U.S. stocks trimmed gains (SPX), while the euro erased its advance versus the dollar and Treasuries pared losses, as the Financial Times reported that Standard & Poor’s will put France, Germany and other European nations on “creditwatch negative.”
The S&P 500 rose 1 percent to 1,256.7 at 2:23 p.m. in New York after climbing as much as 1.8 percent earlier. The Dollar Index was little changed at 78.587 after retreating as much as 0.6 percent, while the euro erased a gain of as much as 0.7 percent. Yields on 10-year Treasury notes climbed two basis points to 2.06 percent after rising eight points earlier.
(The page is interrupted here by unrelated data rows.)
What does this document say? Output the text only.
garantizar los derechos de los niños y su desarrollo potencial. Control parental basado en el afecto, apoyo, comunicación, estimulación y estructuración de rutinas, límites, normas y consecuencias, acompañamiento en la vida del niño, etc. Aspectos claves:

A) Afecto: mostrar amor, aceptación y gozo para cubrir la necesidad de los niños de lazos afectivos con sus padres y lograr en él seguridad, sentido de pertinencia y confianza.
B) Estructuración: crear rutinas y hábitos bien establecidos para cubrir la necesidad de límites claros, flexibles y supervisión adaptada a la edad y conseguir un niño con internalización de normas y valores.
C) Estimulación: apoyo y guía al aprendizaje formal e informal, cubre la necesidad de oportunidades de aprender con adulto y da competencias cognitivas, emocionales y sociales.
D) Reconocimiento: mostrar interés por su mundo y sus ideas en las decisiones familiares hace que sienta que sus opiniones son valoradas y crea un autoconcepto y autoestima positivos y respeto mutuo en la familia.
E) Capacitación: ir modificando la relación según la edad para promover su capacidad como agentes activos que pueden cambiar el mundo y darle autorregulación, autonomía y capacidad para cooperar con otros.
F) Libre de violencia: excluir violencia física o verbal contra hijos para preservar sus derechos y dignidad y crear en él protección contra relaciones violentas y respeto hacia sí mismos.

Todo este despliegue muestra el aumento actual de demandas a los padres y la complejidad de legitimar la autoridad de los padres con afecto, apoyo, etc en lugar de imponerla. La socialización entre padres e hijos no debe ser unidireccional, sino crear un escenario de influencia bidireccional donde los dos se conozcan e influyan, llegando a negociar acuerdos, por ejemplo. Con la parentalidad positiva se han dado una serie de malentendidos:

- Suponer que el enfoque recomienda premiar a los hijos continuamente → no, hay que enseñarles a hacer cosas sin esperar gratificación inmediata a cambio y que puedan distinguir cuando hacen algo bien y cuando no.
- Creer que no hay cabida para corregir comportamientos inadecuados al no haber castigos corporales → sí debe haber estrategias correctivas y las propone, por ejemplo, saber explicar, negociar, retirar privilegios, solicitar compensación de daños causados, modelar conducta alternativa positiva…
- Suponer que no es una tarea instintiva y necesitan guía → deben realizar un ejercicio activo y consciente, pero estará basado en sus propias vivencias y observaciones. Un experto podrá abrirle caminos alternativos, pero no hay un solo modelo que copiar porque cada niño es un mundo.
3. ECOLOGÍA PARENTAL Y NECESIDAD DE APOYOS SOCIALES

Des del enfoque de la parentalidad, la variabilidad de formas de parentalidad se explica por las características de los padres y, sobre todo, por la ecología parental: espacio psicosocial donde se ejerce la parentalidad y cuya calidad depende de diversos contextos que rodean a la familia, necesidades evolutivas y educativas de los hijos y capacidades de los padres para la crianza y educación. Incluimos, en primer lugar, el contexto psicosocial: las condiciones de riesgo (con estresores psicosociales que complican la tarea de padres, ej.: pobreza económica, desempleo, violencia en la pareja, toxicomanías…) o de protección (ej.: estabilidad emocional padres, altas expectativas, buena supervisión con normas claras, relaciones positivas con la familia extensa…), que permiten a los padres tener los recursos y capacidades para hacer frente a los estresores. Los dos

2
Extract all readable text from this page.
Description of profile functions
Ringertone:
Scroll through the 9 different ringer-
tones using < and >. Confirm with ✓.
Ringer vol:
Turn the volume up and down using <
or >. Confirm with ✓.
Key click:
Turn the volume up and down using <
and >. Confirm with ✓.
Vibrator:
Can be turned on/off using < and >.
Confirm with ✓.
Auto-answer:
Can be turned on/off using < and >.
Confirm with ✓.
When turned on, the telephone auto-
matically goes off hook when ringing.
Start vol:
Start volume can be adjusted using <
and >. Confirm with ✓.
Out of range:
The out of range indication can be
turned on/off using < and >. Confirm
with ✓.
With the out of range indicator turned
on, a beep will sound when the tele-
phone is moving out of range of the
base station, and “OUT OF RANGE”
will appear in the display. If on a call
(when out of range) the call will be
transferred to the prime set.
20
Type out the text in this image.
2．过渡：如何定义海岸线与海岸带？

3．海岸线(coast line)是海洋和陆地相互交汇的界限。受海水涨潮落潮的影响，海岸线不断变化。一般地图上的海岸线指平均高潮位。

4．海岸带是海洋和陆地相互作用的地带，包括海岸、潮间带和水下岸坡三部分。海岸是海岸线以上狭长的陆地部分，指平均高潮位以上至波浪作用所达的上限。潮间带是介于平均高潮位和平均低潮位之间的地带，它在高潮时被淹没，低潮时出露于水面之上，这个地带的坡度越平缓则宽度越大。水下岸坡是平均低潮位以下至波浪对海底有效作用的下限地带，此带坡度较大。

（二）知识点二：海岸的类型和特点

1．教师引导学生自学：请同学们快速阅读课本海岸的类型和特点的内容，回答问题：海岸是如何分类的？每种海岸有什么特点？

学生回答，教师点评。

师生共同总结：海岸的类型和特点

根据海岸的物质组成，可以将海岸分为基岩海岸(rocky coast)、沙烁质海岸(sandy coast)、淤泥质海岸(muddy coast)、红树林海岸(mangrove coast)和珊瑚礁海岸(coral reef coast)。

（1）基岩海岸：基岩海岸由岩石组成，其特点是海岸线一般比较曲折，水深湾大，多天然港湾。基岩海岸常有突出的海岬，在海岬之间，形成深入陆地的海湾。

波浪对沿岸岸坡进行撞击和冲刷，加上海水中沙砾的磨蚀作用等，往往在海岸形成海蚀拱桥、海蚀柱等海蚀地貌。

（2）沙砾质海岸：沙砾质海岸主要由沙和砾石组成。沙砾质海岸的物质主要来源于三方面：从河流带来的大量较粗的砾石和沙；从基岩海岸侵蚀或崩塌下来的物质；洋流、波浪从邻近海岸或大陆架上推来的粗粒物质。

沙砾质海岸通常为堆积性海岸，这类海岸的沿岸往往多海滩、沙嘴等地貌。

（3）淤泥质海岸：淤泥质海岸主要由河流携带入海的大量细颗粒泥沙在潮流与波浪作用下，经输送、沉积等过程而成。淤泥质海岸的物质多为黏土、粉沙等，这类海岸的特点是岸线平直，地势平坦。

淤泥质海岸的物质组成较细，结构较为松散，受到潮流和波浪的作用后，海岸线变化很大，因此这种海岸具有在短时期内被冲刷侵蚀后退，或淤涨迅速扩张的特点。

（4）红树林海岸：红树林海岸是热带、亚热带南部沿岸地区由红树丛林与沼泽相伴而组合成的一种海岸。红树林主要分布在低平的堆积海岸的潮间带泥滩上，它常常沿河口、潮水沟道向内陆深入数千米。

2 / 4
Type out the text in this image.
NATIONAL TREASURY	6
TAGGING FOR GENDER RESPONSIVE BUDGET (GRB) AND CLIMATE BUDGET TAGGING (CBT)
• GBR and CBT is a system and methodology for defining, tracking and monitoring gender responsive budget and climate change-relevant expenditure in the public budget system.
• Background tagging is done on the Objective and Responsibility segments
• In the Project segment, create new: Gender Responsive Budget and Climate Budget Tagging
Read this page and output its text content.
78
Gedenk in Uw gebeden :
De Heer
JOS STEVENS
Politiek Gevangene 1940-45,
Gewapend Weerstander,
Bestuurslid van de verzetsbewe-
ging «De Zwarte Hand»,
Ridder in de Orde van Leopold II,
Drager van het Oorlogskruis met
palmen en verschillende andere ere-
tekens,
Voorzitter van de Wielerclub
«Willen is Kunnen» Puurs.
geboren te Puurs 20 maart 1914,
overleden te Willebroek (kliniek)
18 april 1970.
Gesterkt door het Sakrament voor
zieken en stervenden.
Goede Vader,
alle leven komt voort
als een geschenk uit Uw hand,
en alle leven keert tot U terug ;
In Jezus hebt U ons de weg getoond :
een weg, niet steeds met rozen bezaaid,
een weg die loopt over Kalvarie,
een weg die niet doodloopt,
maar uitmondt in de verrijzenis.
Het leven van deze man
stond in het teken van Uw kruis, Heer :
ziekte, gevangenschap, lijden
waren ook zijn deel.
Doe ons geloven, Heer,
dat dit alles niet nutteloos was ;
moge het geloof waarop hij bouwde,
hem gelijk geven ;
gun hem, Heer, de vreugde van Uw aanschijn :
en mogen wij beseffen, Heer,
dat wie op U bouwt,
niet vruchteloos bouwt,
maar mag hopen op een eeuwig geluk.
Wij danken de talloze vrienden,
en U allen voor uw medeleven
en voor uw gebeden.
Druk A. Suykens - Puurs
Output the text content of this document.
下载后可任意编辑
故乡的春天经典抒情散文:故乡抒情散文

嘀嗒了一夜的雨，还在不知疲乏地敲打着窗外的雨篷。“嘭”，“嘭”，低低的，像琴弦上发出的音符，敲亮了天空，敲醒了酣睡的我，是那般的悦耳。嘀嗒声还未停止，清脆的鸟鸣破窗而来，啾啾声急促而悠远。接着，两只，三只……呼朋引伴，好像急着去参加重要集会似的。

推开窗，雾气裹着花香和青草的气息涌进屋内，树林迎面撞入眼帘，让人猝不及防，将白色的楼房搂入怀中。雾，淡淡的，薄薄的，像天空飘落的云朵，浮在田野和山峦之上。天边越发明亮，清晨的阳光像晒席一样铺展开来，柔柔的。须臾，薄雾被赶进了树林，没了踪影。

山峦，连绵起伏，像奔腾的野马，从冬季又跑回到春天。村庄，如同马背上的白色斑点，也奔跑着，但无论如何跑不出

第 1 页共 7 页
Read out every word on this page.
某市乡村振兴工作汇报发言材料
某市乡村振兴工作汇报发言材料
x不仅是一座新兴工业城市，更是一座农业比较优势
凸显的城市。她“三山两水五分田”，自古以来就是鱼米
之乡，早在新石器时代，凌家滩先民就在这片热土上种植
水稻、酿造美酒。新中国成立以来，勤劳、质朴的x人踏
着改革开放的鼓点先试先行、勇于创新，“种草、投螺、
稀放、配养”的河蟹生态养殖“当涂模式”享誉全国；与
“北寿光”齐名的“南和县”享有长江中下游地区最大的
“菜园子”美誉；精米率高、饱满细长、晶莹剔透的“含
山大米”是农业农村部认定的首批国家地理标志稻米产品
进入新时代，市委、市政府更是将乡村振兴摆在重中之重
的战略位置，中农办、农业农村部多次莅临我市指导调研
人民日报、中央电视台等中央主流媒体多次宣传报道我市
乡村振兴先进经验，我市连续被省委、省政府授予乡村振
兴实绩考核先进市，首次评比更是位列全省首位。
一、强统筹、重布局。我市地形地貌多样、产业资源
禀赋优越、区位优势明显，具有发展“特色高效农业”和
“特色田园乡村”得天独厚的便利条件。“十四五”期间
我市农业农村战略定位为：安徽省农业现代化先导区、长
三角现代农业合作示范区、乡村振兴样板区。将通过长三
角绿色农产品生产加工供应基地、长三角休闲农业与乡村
S&P will release a statement later today and also plans to put the Netherlands, Austria, Finland an Luxembourg on “creditwatch negative, the FT reported, implying a 50 percent chance of a ratings downgrade within 90 days. Earlier gains in equities and the euro came after Italian Prime Minister Mario Monti proposed budget cuts and Germany and France pushed for a new European Union treaty to fight the debt crisis.
‘‘This is a period where rating agencies have to be more cautious,’’ Eric Teal, chief investment officer at First Citizens Bancshares Inc., which manages $4 billion in Raleigh, North Carolina, said in a telephone interview. ‘‘It’s conceivable that there will be more downgrades. There’s some optimism building there that if Europe has a bold enough plan, they could put some of the problems behind. We’re still skeptical because of the many structural problems that require long-term solutions.”
The MSCI All-Country World Index posted a sixth consecutive day of gains, the longest winning streak since October and adding to its biggest weekly rally since 2009, and the Stoxx Europe 600 rose for a second day. Italy’s FTSE MIB Index rallied 2.9 percent as Banca Monte dei Paschi di Siena SpA and Banco Popolare SC climbed more than 10 percent.